Crolla was a 1980s British high fashion brand and boutique founded by Scott Crolla and Georgina Godley in Mayfair's Dover Street. Always niche, it was influential for its juxtaposition of unusual and vintage fabrics (often furnishing fabrics) and traditional tailoring. Describing the brand's signature at the time, Scott Crolla said: "My clothes are for someone who disregards fashion but enjoys fabrics… I would call it a calculated disregard for conventional taste." In the book London: After Fashion, Alistair O’Neill described the look as: “as odd a combination as Coward in Las Vegas, but it communicated a vision of Englishness just as brashly."

The store’s opening in 1981 coincided with the arrival of the New Romantic music/cultural movement. Crolla's use of lavish fabrics and textures on waistcoats, ties, jackets and trousers, including chintz, paisley and velvet, attracted fans including Boy George, Princess Diana and Isabella Blow. It was also the antithesis of the austere palette and sculptural lines of Japanese brands gaining in popularity at the time, such as Yohji Yamamoto and Comme des Garcons.

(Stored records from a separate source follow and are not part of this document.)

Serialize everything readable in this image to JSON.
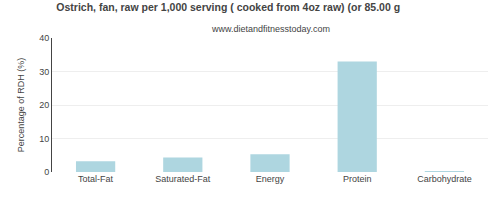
{
  "chart_data": {
    "type": "bar",
    "title": "Ostrich, fan, raw per 1,000 serving ( cooked from 4oz raw) (or 85.00 g",
    "subtitle": "www.dietandfitnesstoday.com",
    "categories": [
      "Total-Fat",
      "Saturated-Fat",
      "Energy",
      "Protein",
      "Carbohydrate"
    ],
    "values": [
      3.2,
      4.3,
      5.3,
      33.0,
      0.1
    ],
    "color": "#aed6e0",
    "ylabel": "Percentage of RDH (%)",
    "ylim": [
      0,
      40
    ],
    "yticks": [
      0,
      10,
      20,
      30,
      40
    ],
    "grid": true
  }
}
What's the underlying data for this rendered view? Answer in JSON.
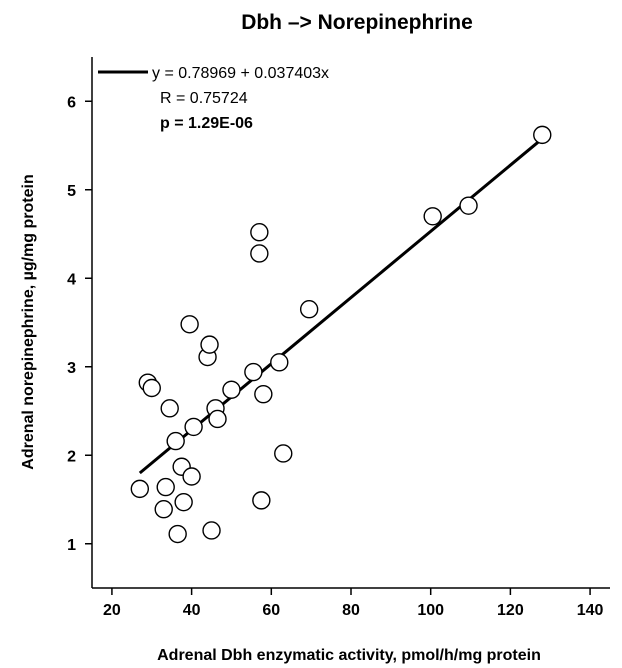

Initially, the company focused on menswear and, a year after the brand's launch, Ken Probst writing in The New York Times noted the renewed interest in British fashion created by the success of Brideshead Revisited and Chariots of Fire. Probst singled out Crolla as one of the most interesting of the new crop of men's fashion brands for its traditional cuts and unusual use of fabric, saying: "...its offerings include suits, jackets, shirts, pants, ties and even slippers – all cut in traditional, conservative styles but made out of a rich and diverse collection of fabrics. The unexpected exuberance of the recolored plaids, the hand-woven Indian cottons embroidered with silk and the fabrics from the 1940's and 1950's contrasts with the unchanging designs of the British ‘look', resulting in an innovative fusion of opposing styles."